The Best Kind Of World
Rockpalast, German TV Show
"It's hard for me to write unless I can visualize it in a film or on stage."
Interviewer (Jörg Gülden): (Announces Meat Loaf as the band's singer and Jim Steinman, the songwriter, composer and pianist).
Int.: You guys look like one of the most unlikely couples in rock today. How did you get together?
Jim: We got together doing theater in New York City. He auditioned for me for a play I had written music and lyrics for. He came in and auditioned for it.
Int.: What did you do before you did this group?
Jim: I did a lot of theater and rock and roll. Mainly theater though, professionally. I had written rock and roll for a long time but, I spent most of the years after I had gotten out of college doing theater for organizations in New York. Musical theater and regular theater, writing plays and music and lyrics.
Int.: And what did you do Meat?
Meat: Just went from Texas all around the country, the United States, doing rock and roll and theater, films, television. You name it, I've done it, except writing. I've never written. Oh, I've written songs but, they're really bad. So, you know, when you're a singer you need a songwriter and if you can't write yourself, you look for somebody and (pointing at Jim) perfect team. I worked for Motown, had an act called Stoney and Meat Loaf, Ted Nugent, The Rocky Horror Picture Show, Shakespeare In The Park, The New York Shakespeare Festival - a lot of things. Rock and roll is my first love. We're kicking it! Drums in the background...ahhh!
Int.: Jim, your songs deal a lot with teenage romance, motorcycles, cars...What kind of perspective do you have when you write these songs?
Jim: Obviously, extremely warped. Mainly, I think, romantic is the key word. I think of the album as instead of an album of just seven songs, I think of it as a fairly unified collection of seven visions or dreams or even an adventure. When you start playing the record it's like setting off on a voyage, on a series of adventures through this kingdom, this world where it just so happens that almost all of the people in this world are teenagers. That's just because I think that's the best kind of world. If you have only teenagers, at least musically through the course of one record, you're bound to get a lot of excitement, romance, violence, chills and fever, a lot of sex. And those are all very good things. A lot of motorcycles. I mean, it beats Perry Como, doesn't it?

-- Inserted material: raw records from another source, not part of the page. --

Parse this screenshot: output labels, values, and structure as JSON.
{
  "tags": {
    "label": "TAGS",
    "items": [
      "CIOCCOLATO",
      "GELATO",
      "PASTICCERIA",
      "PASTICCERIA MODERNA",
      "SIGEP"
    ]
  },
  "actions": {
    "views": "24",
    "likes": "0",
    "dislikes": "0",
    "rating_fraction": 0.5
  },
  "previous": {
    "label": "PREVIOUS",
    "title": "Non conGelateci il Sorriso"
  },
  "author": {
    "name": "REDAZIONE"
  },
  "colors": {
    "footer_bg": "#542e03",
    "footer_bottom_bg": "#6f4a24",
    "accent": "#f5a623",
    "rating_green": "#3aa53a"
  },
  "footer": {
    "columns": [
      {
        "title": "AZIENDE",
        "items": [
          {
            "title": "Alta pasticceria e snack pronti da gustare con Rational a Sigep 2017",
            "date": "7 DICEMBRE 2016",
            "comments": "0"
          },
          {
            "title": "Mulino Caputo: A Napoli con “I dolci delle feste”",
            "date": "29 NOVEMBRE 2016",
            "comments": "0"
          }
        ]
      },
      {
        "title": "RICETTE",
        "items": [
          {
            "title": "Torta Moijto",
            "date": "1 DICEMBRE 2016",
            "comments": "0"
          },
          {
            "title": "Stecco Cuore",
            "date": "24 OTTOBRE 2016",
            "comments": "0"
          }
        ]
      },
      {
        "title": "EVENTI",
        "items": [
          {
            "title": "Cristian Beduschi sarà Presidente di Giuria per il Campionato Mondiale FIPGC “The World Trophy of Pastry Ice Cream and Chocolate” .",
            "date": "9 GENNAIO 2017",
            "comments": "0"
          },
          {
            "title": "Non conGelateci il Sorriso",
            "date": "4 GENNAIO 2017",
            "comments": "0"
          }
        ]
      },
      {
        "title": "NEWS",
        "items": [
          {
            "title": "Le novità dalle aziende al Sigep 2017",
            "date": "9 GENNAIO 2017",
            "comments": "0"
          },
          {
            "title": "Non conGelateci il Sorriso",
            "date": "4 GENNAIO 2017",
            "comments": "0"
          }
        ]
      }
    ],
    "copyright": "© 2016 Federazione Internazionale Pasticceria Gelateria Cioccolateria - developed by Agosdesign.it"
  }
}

Int.: True. Another question, how did you get the current road band together? Where are these musicians from?
Meat: Okay, well, we saw about 1200 musicians - Jim and myself and our road manager Sam Ellis and they came through those. But, actually, we put ads in papers in the States like Village Voice, Rolling Stone, things like that. But out of all the people that answered the ads we never got any musicians through the ads themselves, only through word of mouth, through people who had been to the auditions, did we get our musicians. We've been out on the road since October the 29th of '77 and we'll stay out on the road, maybe, until the middle of October - almost a whole year since we started.
Int.: Where's Karla from?
Meat: She's from a band called Orchestra Luna. That's what she did for like two years before she came with us. She came with us due to the fact that the song we do on the album, Paradise By The Dashboard Light, was originally done on the album by Ellen Foley and Ellen was committed to some TV show in the States and some other things so, she really didn't want to go out on the road. So, I had seen Karla about two years before and said she'd be real good. Then I had to convince other people - Karla's fantastic. I always sing with women from the time I started in 1967. It like a Beauty and the Beast trip, you know. I'm the beauty and they're the beast. Stoney and Meat Loaf - she was the beast, I was the beauty.

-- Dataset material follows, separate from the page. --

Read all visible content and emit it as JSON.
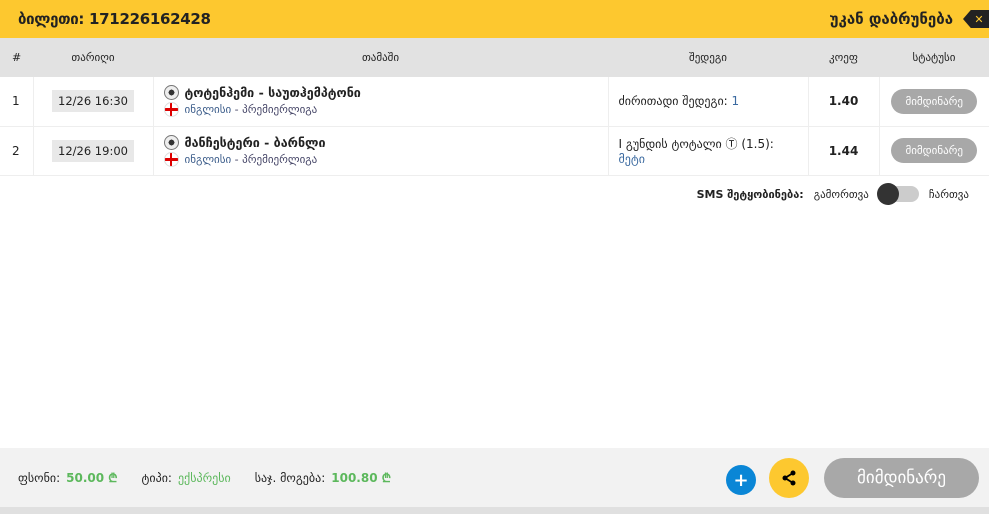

Int.: Can you tell us a little bit about your musical background, your musical tastes which lend to the album?
Jim: Well, when I was growing up the first music that I really loved, interestingly enough since we're in Germany, was German music. I grew up listening to Wagner and Little Richard. I used to play Elvis, Little Richard and Jerry Lee Lewis then I'd switch over to Tristan and Isolde and then switch back to Little Richard. That's enough to make you totally demented right there. That was in the late 50's, when I first started listening to music - I always listened to opera, always loved opera and classical music. After I finished listening to that, in the 60's, then I was a big Beach Boys fan. I loved the Beach Boys and The Who along with The Stones and The Beatles and The Kinks. English groups - mainly English groups. In the 70's I haven't liked too much except for my own music and Bruce Springsteen. Those are the major ones.